Les premiers s’élancent déjà. Le couloir fait un coude, alors on ne voit rien. Mais on les voit revenir, trempés, le sourire aux lèvres. Pour retourner à leurs cabines, il doivent passer au milieu de ceux qui attendent, alors on leur réserve un accueil digne des grands champions. Mais ils semblent pressés de se mettre au chaud, étonnamment.

Moi j’ai déjà froid aux pieds, car je suis pieds nus et la moquette commence à être fraîchement mouillée avec tout ce passage. Mais pourquoi j’ai laissé mes tongs dans la cabine ?

 

Et puis c’est déjà mon tour. J’enlève le peignoir. Je descends les marches qui mènent à l’extérieur. On m’attache (au cas où).

201412 - Antarctique - 0940Dialogue intérieur :

« Allez, sourire caméra, à gauche, vers le zodiac. Et maintenant go ! »

(Grande inspiration et plouf)

« Aaaaaaaaaaaaaaa c’est froid !

Mince j’ai plein de cheveux devant les yeux, je suis encore la tête sous l’eau ou pas ?

Je crois que je suis hors de l’eau, faut que j’arrive à enlever ces cheveux de devant mes yeux pour profiter un peu.

Aaaah mais arrêtez de me tirer avec la corde, deux secondes, tout va bien. Grrr, pourquoi j’ai tant de cheveux partout.

Bling, ah ben je suis déjà contre l’échelle métallique et ils tirent encore. Doucement, doucement, tout va bien.

Bon, ok, je remonte.

Aïe ouille, là j’ai vraiment froid aux pieds sur les marches en métal ! »

 

Vous avez surement mis beaucoup plus de temps à lire tout ça que le cours réel de l’action. Tout est allé tellement vite. Mais on sort avec le sourire ! On a plongé en Antarctique !
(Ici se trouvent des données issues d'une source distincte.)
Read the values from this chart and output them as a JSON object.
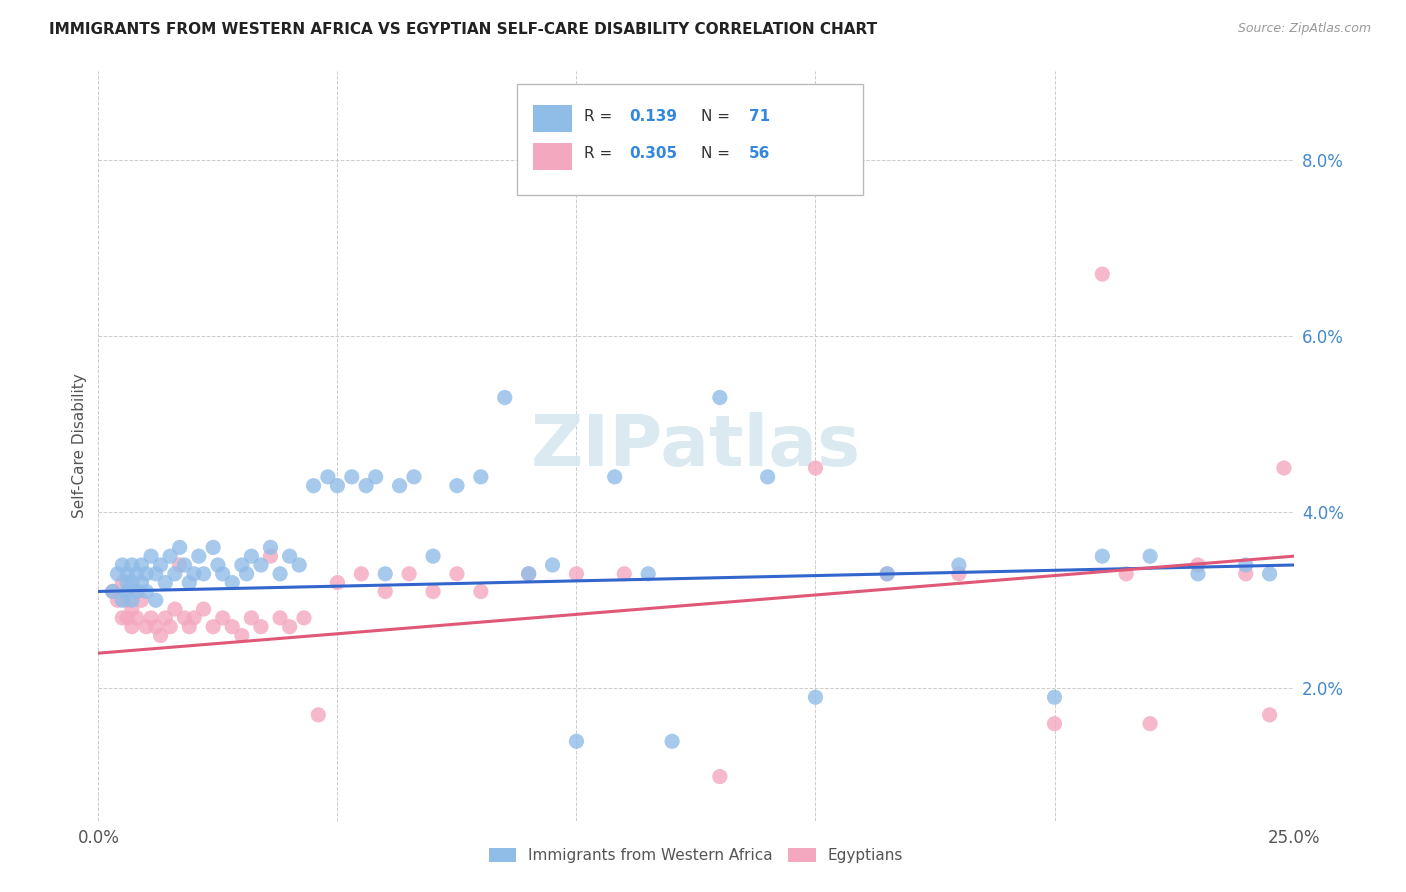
{
  "title": "IMMIGRANTS FROM WESTERN AFRICA VS EGYPTIAN SELF-CARE DISABILITY CORRELATION CHART",
  "source": "Source: ZipAtlas.com",
  "ylabel": "Self-Care Disability",
  "ytick_vals": [
    0.02,
    0.04,
    0.06,
    0.08
  ],
  "xlim": [
    0.0,
    0.25
  ],
  "ylim": [
    0.005,
    0.09
  ],
  "legend_blue_r": "0.139",
  "legend_blue_n": "71",
  "legend_pink_r": "0.305",
  "legend_pink_n": "56",
  "legend1_label": "Immigrants from Western Africa",
  "legend2_label": "Egyptians",
  "blue_color": "#90bce8",
  "pink_color": "#f4a8bf",
  "blue_line_color": "#3366cc",
  "pink_line_color": "#e05878",
  "blue_scatter_x": [
    0.003,
    0.004,
    0.005,
    0.005,
    0.006,
    0.006,
    0.006,
    0.007,
    0.007,
    0.007,
    0.008,
    0.008,
    0.009,
    0.009,
    0.01,
    0.01,
    0.011,
    0.012,
    0.012,
    0.013,
    0.014,
    0.015,
    0.016,
    0.017,
    0.018,
    0.019,
    0.02,
    0.021,
    0.022,
    0.024,
    0.025,
    0.026,
    0.028,
    0.03,
    0.031,
    0.032,
    0.034,
    0.036,
    0.038,
    0.04,
    0.042,
    0.045,
    0.048,
    0.05,
    0.053,
    0.056,
    0.058,
    0.06,
    0.063,
    0.066,
    0.07,
    0.075,
    0.08,
    0.085,
    0.09,
    0.095,
    0.1,
    0.108,
    0.115,
    0.12,
    0.13,
    0.14,
    0.15,
    0.165,
    0.18,
    0.2,
    0.21,
    0.22,
    0.23,
    0.24,
    0.245
  ],
  "blue_scatter_y": [
    0.031,
    0.033,
    0.03,
    0.034,
    0.032,
    0.031,
    0.033,
    0.03,
    0.032,
    0.034,
    0.031,
    0.033,
    0.032,
    0.034,
    0.031,
    0.033,
    0.035,
    0.03,
    0.033,
    0.034,
    0.032,
    0.035,
    0.033,
    0.036,
    0.034,
    0.032,
    0.033,
    0.035,
    0.033,
    0.036,
    0.034,
    0.033,
    0.032,
    0.034,
    0.033,
    0.035,
    0.034,
    0.036,
    0.033,
    0.035,
    0.034,
    0.043,
    0.044,
    0.043,
    0.044,
    0.043,
    0.044,
    0.033,
    0.043,
    0.044,
    0.035,
    0.043,
    0.044,
    0.053,
    0.033,
    0.034,
    0.014,
    0.044,
    0.033,
    0.014,
    0.053,
    0.044,
    0.019,
    0.033,
    0.034,
    0.019,
    0.035,
    0.035,
    0.033,
    0.034,
    0.033
  ],
  "pink_scatter_x": [
    0.003,
    0.004,
    0.005,
    0.005,
    0.006,
    0.006,
    0.007,
    0.007,
    0.008,
    0.008,
    0.009,
    0.01,
    0.011,
    0.012,
    0.013,
    0.014,
    0.015,
    0.016,
    0.017,
    0.018,
    0.019,
    0.02,
    0.022,
    0.024,
    0.026,
    0.028,
    0.03,
    0.032,
    0.034,
    0.036,
    0.038,
    0.04,
    0.043,
    0.046,
    0.05,
    0.055,
    0.06,
    0.065,
    0.07,
    0.075,
    0.08,
    0.09,
    0.1,
    0.11,
    0.13,
    0.15,
    0.165,
    0.18,
    0.2,
    0.21,
    0.215,
    0.22,
    0.23,
    0.24,
    0.245,
    0.248
  ],
  "pink_scatter_y": [
    0.031,
    0.03,
    0.032,
    0.028,
    0.03,
    0.028,
    0.029,
    0.027,
    0.031,
    0.028,
    0.03,
    0.027,
    0.028,
    0.027,
    0.026,
    0.028,
    0.027,
    0.029,
    0.034,
    0.028,
    0.027,
    0.028,
    0.029,
    0.027,
    0.028,
    0.027,
    0.026,
    0.028,
    0.027,
    0.035,
    0.028,
    0.027,
    0.028,
    0.017,
    0.032,
    0.033,
    0.031,
    0.033,
    0.031,
    0.033,
    0.031,
    0.033,
    0.033,
    0.033,
    0.01,
    0.045,
    0.033,
    0.033,
    0.016,
    0.067,
    0.033,
    0.016,
    0.034,
    0.033,
    0.017,
    0.045
  ]
}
Quant au petit verre de vodka qu’ils nous offrent en sortant, je n’ai même pas réussi à le boire en une fois tellement ma respiration a été coupée par le froid.

Ah oui, je précise, l’eau était à 1°C.

 

 

Jeudi 1er janvier – 17h50

66°34’695″S – 67°24’008″O

Demi-tour

 

Voilà le point le plus au sud où nous serons allés.

Depuis ce midi nous naviguons sur la banquise et le capitaine ne préfère pas risquer qu’elle se referme sur nous. C’est le premier bateau cette saison qui descend si bas. Alors le débarquement prévu sur une île au-delà du cercle polaire est annulé et nous faisons demi-tour. On a en mémoire le bateau de croisière russe qui est resté coincé dans les glaces plus d’une semaine à la même époque l’an dernier…

 

Nous voilà donc « techniquement » sur la route du retour. Mais pas de panique, il nous reste encore plusieurs jours de découverte de la péninsule !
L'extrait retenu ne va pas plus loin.